В воспоминаниях многих москвичей сохранилось ощущение, что не было в Москве более веселого времени, чем первые годы царствования Александра I. Ф. Ф. Вигель проводил лето в подмосковном имении графа И. П. Салтыкова, московского главнокомандующего, Марфине. «Это было в первые месяцы владычества Александра, когда в воображении подданных он был еще прекраснее, чем в существе, когда все стремились ему уподобиться, когда исчезли ужасы, погасли зависть и вражда и, возлюбив друг друга, все русские мечтали только о добре… В первый раз был я совершенно свободен, в самое благоприятное время года, в прекрасном поместье, где жили непринужденно и одни веселости сменялись другими».

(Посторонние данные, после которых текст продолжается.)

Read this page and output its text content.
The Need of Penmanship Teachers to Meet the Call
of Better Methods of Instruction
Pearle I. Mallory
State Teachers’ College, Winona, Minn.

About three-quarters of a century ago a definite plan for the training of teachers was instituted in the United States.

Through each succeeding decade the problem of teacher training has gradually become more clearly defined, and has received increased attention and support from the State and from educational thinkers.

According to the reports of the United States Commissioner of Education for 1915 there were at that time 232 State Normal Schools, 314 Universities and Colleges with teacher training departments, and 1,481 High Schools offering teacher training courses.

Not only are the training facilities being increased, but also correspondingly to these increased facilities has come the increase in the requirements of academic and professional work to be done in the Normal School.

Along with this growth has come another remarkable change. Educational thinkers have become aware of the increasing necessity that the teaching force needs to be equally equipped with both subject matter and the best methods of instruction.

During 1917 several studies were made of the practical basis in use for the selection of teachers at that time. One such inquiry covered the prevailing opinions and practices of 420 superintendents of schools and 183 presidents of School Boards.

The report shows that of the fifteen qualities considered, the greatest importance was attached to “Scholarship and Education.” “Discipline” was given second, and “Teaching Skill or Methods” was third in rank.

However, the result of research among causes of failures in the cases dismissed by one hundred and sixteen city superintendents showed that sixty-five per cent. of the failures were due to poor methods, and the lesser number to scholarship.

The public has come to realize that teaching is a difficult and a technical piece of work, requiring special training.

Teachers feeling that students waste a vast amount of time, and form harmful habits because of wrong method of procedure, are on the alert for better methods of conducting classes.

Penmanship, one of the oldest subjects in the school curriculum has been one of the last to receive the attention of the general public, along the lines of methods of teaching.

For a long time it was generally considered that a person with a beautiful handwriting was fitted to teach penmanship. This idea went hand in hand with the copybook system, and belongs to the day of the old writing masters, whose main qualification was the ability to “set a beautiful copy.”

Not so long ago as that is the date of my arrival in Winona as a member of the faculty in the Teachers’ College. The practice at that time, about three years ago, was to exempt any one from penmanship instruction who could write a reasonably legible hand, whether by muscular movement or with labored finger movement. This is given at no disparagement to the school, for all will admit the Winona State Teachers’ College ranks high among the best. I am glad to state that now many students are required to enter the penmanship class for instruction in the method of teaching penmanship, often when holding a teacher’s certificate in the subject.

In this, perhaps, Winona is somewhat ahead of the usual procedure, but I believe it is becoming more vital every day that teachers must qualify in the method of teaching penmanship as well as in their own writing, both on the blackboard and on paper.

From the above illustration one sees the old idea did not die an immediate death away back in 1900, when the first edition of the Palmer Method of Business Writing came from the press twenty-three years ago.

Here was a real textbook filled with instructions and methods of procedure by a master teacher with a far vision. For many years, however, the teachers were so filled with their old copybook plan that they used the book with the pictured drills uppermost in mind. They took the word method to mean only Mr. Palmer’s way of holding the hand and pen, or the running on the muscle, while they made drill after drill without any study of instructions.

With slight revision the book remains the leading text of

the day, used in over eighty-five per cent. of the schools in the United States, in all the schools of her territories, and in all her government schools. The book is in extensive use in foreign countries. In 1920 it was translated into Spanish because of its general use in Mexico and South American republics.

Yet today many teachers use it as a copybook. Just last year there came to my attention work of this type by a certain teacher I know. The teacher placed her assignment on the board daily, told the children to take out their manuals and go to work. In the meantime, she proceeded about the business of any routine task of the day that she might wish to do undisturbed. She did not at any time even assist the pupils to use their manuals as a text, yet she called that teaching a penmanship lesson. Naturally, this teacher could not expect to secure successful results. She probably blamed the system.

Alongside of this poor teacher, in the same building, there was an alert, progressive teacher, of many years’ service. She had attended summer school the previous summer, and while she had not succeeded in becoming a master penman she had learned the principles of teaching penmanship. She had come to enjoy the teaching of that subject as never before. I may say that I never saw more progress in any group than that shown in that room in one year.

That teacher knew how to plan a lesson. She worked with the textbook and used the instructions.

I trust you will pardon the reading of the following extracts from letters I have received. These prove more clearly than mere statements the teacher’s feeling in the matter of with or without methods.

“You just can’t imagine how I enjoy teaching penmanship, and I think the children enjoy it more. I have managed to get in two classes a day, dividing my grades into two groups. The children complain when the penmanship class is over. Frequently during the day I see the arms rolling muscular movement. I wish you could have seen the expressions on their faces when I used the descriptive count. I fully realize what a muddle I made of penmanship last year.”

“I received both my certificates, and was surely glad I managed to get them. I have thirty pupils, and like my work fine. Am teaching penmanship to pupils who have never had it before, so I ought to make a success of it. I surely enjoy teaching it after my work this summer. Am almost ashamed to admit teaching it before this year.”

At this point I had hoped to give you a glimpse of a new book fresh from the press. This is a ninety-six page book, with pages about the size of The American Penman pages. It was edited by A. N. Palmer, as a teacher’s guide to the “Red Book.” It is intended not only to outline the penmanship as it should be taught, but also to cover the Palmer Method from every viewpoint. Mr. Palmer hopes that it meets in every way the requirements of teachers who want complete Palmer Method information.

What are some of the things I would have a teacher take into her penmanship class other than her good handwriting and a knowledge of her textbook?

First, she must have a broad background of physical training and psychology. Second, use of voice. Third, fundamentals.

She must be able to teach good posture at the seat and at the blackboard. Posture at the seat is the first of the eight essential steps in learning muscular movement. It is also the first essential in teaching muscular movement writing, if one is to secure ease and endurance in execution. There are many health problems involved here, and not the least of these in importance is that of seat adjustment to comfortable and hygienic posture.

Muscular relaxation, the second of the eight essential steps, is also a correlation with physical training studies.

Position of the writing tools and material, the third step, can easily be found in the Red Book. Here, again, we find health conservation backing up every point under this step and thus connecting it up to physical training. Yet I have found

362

В числе «веселостей» в Марфине были и любительские спектакли: разыгрывались оперы, водевили. Кроме популярной и любимой тогда оперы Паизиелло «Прислужница-хозяйка», музыкальной комедии Аблесимова «Мельник, колдун, обманщик и сват» и двух комедий Мариво был приготовлен сюрприз хозяину. «Всего примечательнее, — рассказывает Вигель, — была пиеса, интермедия, пролог или маленький русский водевиль под названием: „Только для Марфина“, сочинение Карамзина. Содержание, сколько могу припомнить, довольно обыкновенное: деревенская любовь, соперничество, злые люди, которые препятствуют союзу любовников, и нетерпеливо ожидаемый приезд из армии доброго господина, графа Петра Семеновича, который их соединяет, потом великая радость, песни и куплеты оканчивают пиесу. Так как все роли были коротенькие, то одну из них, роль бурмистра, мне поручили. Я надел русский кафтан, привязал себе бороду и старался говорить грубым голосом». Текст водевиля не сохранился, за исключением завершающих пьесу куплетов, но, судя по ним, это была изящная, по-водевильному остроумная и веселая игрушка.
В спектакле принимал участие сам Карамзин. Он играл доброго господина — графа Петра Семеновича и режиссировал («учил нас», — сообщает Вигель).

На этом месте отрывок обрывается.